Геннадий. Да. Контрамарок не даем. Да. <...>

Телефон.

Геннадий. Ах, чтоб тебе треснуть... Что? Никому не... Виноват... Евгений Ромуальдович? Не узнал голоса. Как же... С супругой? Очаровательно. Прямо без четверти восемь пожалуйте в кассу... Всего добренького. (Вешает трубку.) Метелкин, будь добр, скажи кассиру, чтобы загнул два кресла во втором ряду этому водяному черту.

Метелкин. Это кому, Геннадий Панфилыч?

Геннадий. Ну, заведующему водопроводом. (III, 151)

На то, в чём же суть настоящей деятельности руководителя театра, суть его таланта, Булгаков указывает, давая многочисленные комические штрихи в тексте. Декорации и костюмы к пьесе явно «наскребаются по сусекам» с разных спектаклей: вигвам делается из хижины дяди Тома, вулкан — из Арарата, но Геннадий и Дымогацкому, и Савве Лукичу внушает, что потратился на постановку — «пятьсот рублей», «семьсот», «пятнадцать тысяч»! У не успевшего опомниться от потрясения драматурга он за сходную цену выкупает пьесу, чтобы не досталась провинциальным театрам. В своей практике ему вообще приходится постоянно лгать и изворачиваться. Геннадий — истинный руководитель в гоголевском смысле: «мошенников над мошенниками обманывал, пройдох и плутов таких, что весь свет готовы обворовать, поддевал на уду»23.

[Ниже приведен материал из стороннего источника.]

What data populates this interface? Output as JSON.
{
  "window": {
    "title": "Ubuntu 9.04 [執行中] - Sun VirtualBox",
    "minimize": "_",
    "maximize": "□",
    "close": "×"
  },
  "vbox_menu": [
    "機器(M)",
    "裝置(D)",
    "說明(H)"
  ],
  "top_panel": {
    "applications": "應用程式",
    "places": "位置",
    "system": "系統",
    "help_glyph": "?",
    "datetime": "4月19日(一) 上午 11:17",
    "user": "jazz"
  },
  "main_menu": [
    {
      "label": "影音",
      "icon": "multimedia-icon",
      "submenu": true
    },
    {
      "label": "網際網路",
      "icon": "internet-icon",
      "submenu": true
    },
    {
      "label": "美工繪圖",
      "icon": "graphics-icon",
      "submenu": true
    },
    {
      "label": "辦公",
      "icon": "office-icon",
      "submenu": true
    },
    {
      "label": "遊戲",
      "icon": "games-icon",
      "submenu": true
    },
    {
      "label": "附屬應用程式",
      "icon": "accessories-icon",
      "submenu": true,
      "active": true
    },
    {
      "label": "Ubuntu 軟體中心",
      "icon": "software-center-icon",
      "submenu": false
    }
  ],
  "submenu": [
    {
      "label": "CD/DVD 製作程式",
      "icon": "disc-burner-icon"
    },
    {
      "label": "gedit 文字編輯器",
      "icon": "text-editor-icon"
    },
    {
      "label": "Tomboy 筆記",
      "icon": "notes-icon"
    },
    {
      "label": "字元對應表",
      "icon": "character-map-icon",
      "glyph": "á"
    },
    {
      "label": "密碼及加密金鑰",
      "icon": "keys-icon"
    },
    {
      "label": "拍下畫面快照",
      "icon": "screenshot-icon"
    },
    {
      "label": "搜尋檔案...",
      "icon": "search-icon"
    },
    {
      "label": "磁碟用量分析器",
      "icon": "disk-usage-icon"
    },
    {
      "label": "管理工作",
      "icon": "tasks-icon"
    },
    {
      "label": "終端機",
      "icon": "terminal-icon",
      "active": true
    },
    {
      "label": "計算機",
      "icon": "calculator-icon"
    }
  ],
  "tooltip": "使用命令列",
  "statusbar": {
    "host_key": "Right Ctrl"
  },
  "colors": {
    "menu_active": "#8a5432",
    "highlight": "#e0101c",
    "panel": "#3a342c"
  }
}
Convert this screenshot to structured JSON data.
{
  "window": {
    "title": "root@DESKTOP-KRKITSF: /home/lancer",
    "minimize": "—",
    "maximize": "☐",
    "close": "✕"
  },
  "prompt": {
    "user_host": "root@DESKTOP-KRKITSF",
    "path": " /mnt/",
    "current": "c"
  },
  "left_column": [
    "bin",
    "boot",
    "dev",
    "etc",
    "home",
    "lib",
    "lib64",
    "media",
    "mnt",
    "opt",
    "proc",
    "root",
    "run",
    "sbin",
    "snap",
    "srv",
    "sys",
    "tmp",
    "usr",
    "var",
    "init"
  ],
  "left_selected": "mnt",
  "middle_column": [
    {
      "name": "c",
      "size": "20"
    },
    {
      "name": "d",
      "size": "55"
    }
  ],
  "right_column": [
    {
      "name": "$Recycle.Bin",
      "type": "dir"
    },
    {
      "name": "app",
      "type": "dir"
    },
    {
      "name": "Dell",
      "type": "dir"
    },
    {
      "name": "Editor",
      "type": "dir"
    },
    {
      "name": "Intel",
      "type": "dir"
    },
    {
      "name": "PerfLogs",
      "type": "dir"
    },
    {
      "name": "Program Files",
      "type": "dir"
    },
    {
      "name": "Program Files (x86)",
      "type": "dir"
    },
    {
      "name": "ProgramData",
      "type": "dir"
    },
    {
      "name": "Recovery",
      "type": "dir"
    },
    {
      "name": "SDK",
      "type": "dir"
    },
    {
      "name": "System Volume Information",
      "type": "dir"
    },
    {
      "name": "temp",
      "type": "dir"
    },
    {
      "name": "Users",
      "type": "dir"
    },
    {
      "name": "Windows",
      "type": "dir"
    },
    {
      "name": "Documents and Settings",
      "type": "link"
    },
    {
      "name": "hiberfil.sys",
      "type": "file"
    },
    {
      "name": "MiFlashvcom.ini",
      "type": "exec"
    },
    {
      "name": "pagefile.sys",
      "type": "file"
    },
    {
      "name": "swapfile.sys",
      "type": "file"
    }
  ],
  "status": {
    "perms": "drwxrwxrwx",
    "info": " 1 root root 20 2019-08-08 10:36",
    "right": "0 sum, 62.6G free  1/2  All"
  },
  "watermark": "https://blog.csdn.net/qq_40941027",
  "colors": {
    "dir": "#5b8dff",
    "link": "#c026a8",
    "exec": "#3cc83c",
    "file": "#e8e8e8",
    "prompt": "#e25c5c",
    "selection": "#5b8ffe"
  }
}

«Задор» Геннадия неразрывно связан с властолюбием, тщеславием. В комедии это подчёркнуто ролью, которую исполняет руководитель в пьесе Дымогацкого — ролью деспотичного и ревнивого эксплуататора Лорда Гленарвана, обуреваемого жаждой наживы. Геннадий играет как бы гиперболу самого себя, переходя по ходу действия от одного образа к другому: то он ведёт себя как Лорд, то в нём, несмотря на сюжет разыгрываемой пьесы, говорит директор театра24. Так, негодующий Лорд (его только что обчистили туземцы, прихватив всё добро на Багровый остров) хватает чужого слугу Паспарту за горло: «Негодяй. Ты должен был смотреть! Смотреть!». Это не удивительно, ведь роль Паспарту играет его личный помощник Метёлкин, с которого сам Геннадий привык спрашивать по всей строгости. В черновом варианте пьесы была сцена, в которой Лорд ревнует Леди к проходимцу Кири (а на самом деле Геннадий приревновал жену-актрису к Дымогацкому, играющему роль Кири-Куки).

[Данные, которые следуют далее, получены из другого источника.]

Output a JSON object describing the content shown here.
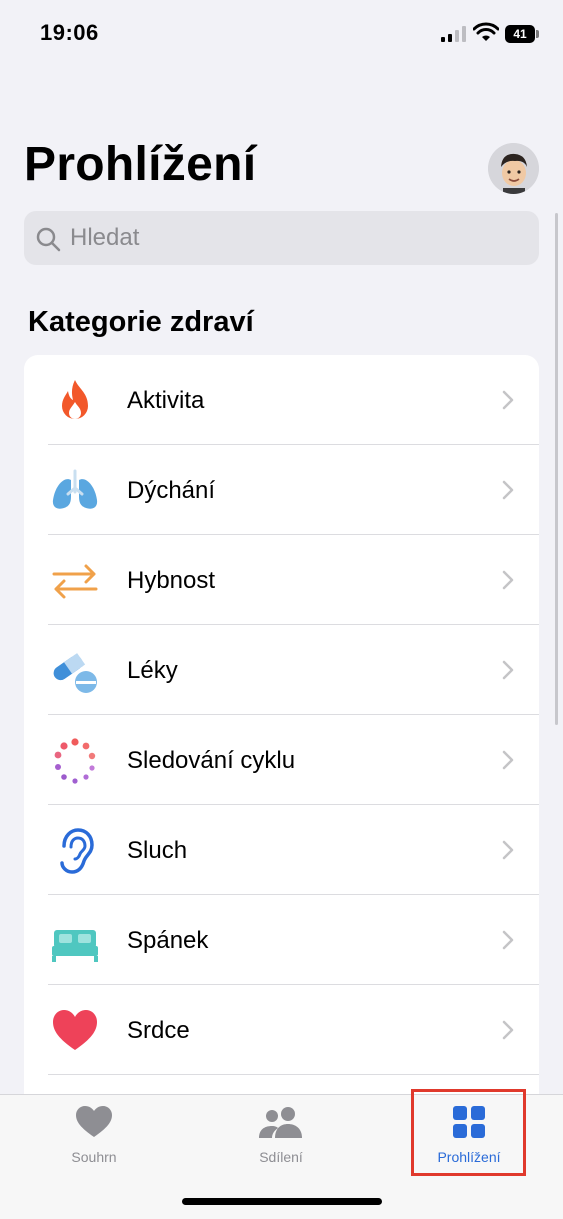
{
  "status_bar": {
    "time": "19:06",
    "battery": "41"
  },
  "page": {
    "title": "Prohlížení"
  },
  "search": {
    "placeholder": "Hledat",
    "value": ""
  },
  "section": {
    "title": "Kategorie zdraví"
  },
  "categories": [
    {
      "label": "Aktivita",
      "icon": "flame-icon"
    },
    {
      "label": "Dýchání",
      "icon": "lungs-icon"
    },
    {
      "label": "Hybnost",
      "icon": "mobility-arrows-icon"
    },
    {
      "label": "Léky",
      "icon": "pills-icon"
    },
    {
      "label": "Sledování cyklu",
      "icon": "cycle-tracking-icon"
    },
    {
      "label": "Sluch",
      "icon": "ear-icon"
    },
    {
      "label": "Spánek",
      "icon": "bed-icon"
    },
    {
      "label": "Srdce",
      "icon": "heart-icon"
    }
  ],
  "tab_bar": {
    "tabs": [
      {
        "label": "Souhrn",
        "icon": "heart-icon"
      },
      {
        "label": "Sdílení",
        "icon": "people-icon"
      },
      {
        "label": "Prohlížení",
        "icon": "grid-icon",
        "active": true
      }
    ]
  },
  "colors": {
    "accent": "#2a6bd8",
    "highlight": "#e0392c"
  }
}
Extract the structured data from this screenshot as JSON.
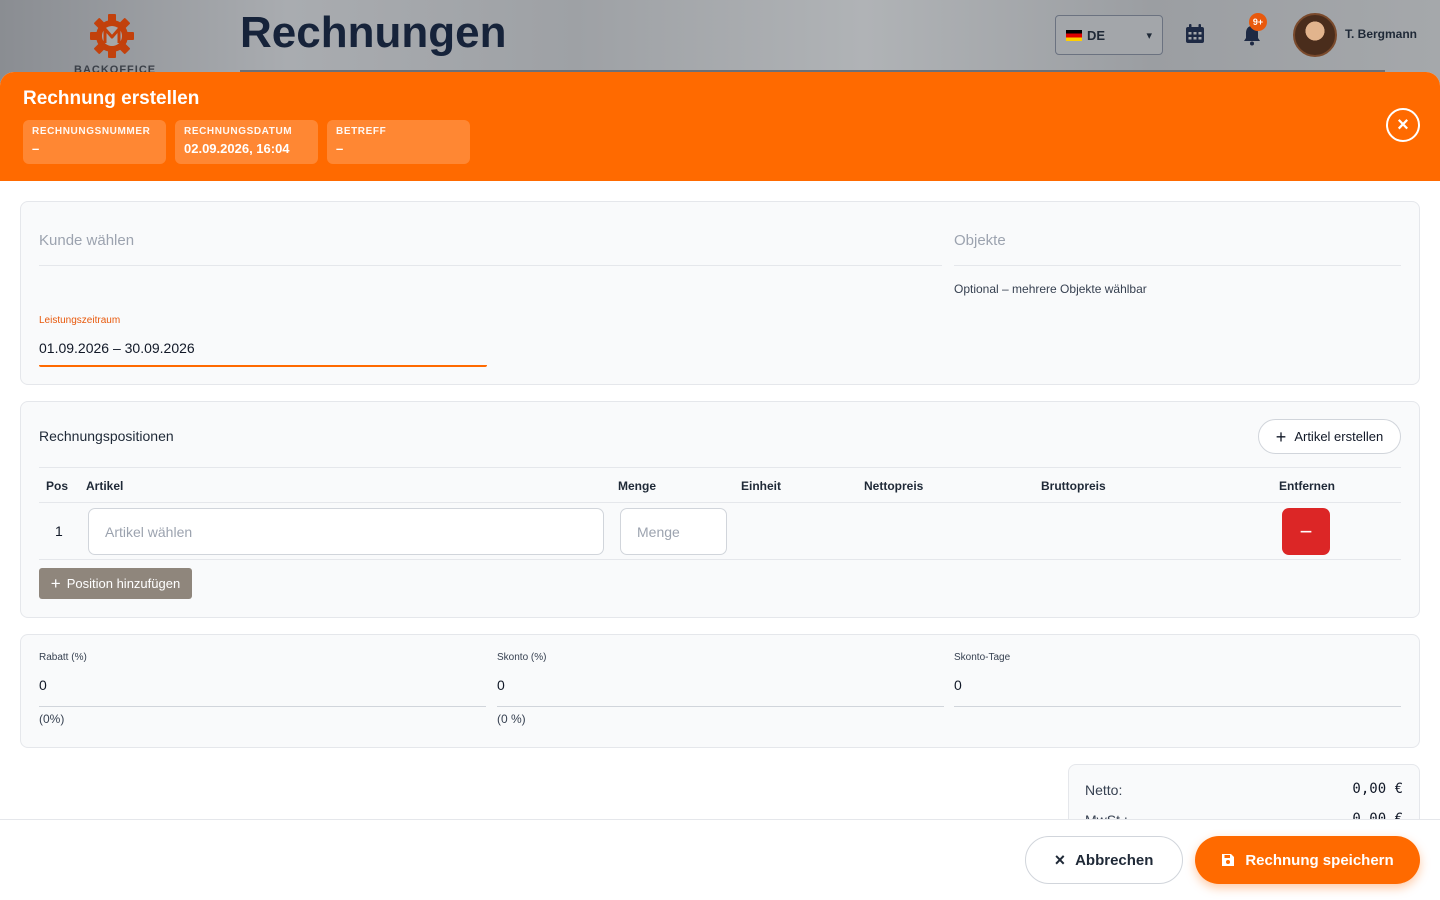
{
  "app": {
    "logo_text": "BACKOFFICE",
    "page_heading": "Rechnungen",
    "language": "DE",
    "notification_count": "9+",
    "user_name": "T. Bergmann"
  },
  "modal": {
    "title": "Rechnung erstellen",
    "info": [
      {
        "label": "RECHNUNGSNUMMER",
        "value": "–"
      },
      {
        "label": "RECHNUNGSDATUM",
        "value": "02.09.2026, 16:04"
      },
      {
        "label": "BETREFF",
        "value": "–"
      }
    ],
    "close_glyph": "×"
  },
  "customer": {
    "customer_placeholder": "Kunde wählen",
    "objects_label": "Objekte",
    "objects_hint": "Optional – mehrere Objekte wählbar",
    "period_label": "Leistungszeitraum",
    "period_value": "01.09.2026 – 30.09.2026"
  },
  "positions": {
    "title": "Rechnungspositionen",
    "create_article_label": "Artikel erstellen",
    "columns": [
      "Pos",
      "Artikel",
      "Menge",
      "Einheit",
      "Nettopreis",
      "Bruttopreis",
      "Entfernen"
    ],
    "rows": [
      {
        "pos": "1",
        "article_placeholder": "Artikel wählen",
        "quantity_placeholder": "Menge"
      }
    ],
    "add_position_label": "Position hinzufügen"
  },
  "discounts": [
    {
      "label": "Rabatt (%)",
      "value": "0",
      "hint": "(0%)"
    },
    {
      "label": "Skonto (%)",
      "value": "0",
      "hint": "(0 %)"
    },
    {
      "label": "Skonto-Tage",
      "value": "0",
      "hint": ""
    }
  ],
  "totals": [
    {
      "label": "Netto:",
      "value": "0,00 €"
    },
    {
      "label": "MwSt.:",
      "value": "0,00 €"
    }
  ],
  "footer": {
    "cancel_label": "Abbrechen",
    "save_label": "Rechnung speichern"
  },
  "colors": {
    "accent": "#ff6a00",
    "danger": "#dc2626",
    "neutral_button": "#8f867c"
  }
}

Подобно гоголевскому Городничему, Геннадий накануне приезда Саввы лихорадочно отдаёт распоряжения своему помощнику Никанору Метёлкину. Тот, мгновенно реагируя, принимает решение, в каком конкретном виде может быть реализована идея начальства и «спускает» распоряжение дальше:

Геннадий. <...> Метёлкин! Гор у нас много?

Метёлкин. Гор хоть завались. Полный сарай.

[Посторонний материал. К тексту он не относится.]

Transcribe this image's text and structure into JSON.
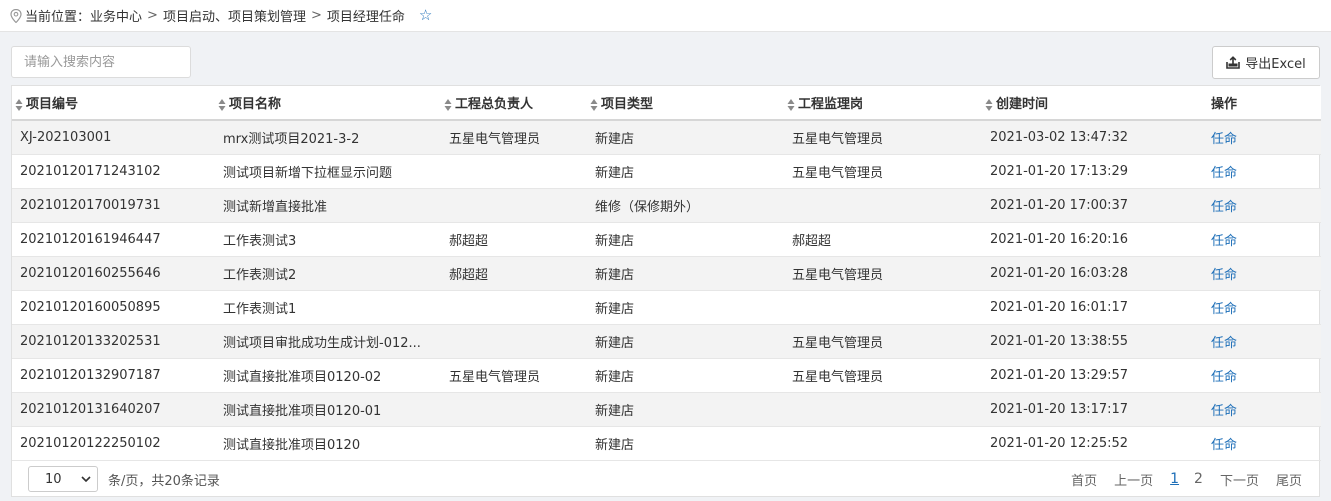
{
  "breadcrumb": {
    "prefix": "当前位置：",
    "items": [
      "业务中心",
      "项目启动、项目策划管理",
      "项目经理任命"
    ],
    "separator": ">"
  },
  "search": {
    "placeholder": "请输入搜索内容",
    "value": ""
  },
  "toolbar": {
    "export_label": "导出Excel"
  },
  "table": {
    "columns": [
      "项目编号",
      "项目名称",
      "工程总负责人",
      "项目类型",
      "工程监理岗",
      "创建时间",
      "操作"
    ],
    "rows": [
      [
        "XJ-202103001",
        "mrx测试项目2021-3-2",
        "五星电气管理员",
        "新建店",
        "五星电气管理员",
        "2021-03-02 13:47:32",
        "任命"
      ],
      [
        "20210120171243102",
        "测试项目新增下拉框显示问题",
        "",
        "新建店",
        "五星电气管理员",
        "2021-01-20 17:13:29",
        "任命"
      ],
      [
        "20210120170019731",
        "测试新增直接批准",
        "",
        "维修（保修期外）",
        "",
        "2021-01-20 17:00:37",
        "任命"
      ],
      [
        "20210120161946447",
        "工作表测试3",
        "郝超超",
        "新建店",
        "郝超超",
        "2021-01-20 16:20:16",
        "任命"
      ],
      [
        "20210120160255646",
        "工作表测试2",
        "郝超超",
        "新建店",
        "五星电气管理员",
        "2021-01-20 16:03:28",
        "任命"
      ],
      [
        "20210120160050895",
        "工作表测试1",
        "",
        "新建店",
        "",
        "2021-01-20 16:01:17",
        "任命"
      ],
      [
        "20210120133202531",
        "测试项目审批成功生成计划-012...",
        "",
        "新建店",
        "五星电气管理员",
        "2021-01-20 13:38:55",
        "任命"
      ],
      [
        "20210120132907187",
        "测试直接批准项目0120-02",
        "五星电气管理员",
        "新建店",
        "五星电气管理员",
        "2021-01-20 13:29:57",
        "任命"
      ],
      [
        "20210120131640207",
        "测试直接批准项目0120-01",
        "",
        "新建店",
        "",
        "2021-01-20 13:17:17",
        "任命"
      ],
      [
        "20210120122250102",
        "测试直接批准项目0120",
        "",
        "新建店",
        "",
        "2021-01-20 12:25:52",
        "任命"
      ]
    ]
  },
  "pager": {
    "page_size": "10",
    "size_info": "条/页，共20条记录",
    "first": "首页",
    "prev": "上一页",
    "pages": [
      "1",
      "2"
    ],
    "current_page": "1",
    "next": "下一页",
    "last": "尾页"
  },
  "colors": {
    "accent": "#1e6fb8",
    "stripe": "#f3f3f3",
    "background": "#f0f2f5"
  }
}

Геннадий. Ну так вот что: вели бутафору, чтоб он гору, которая похуже, в вулкан превратил.

Метёлкин (уходя, кричит). Володя, крикни бутафору, чтобы в Арарате провертел дыру вверху и в неё огню! А ковчег скиньте! (III, 154)

Иерархическая лестница, представляющая нам жителей гоголевского Города, травестийно повторяется в отношениях членов театрального коллектива. Директор театра — помощник директора — технический персонал (незримый Володя) и большая часть труппы.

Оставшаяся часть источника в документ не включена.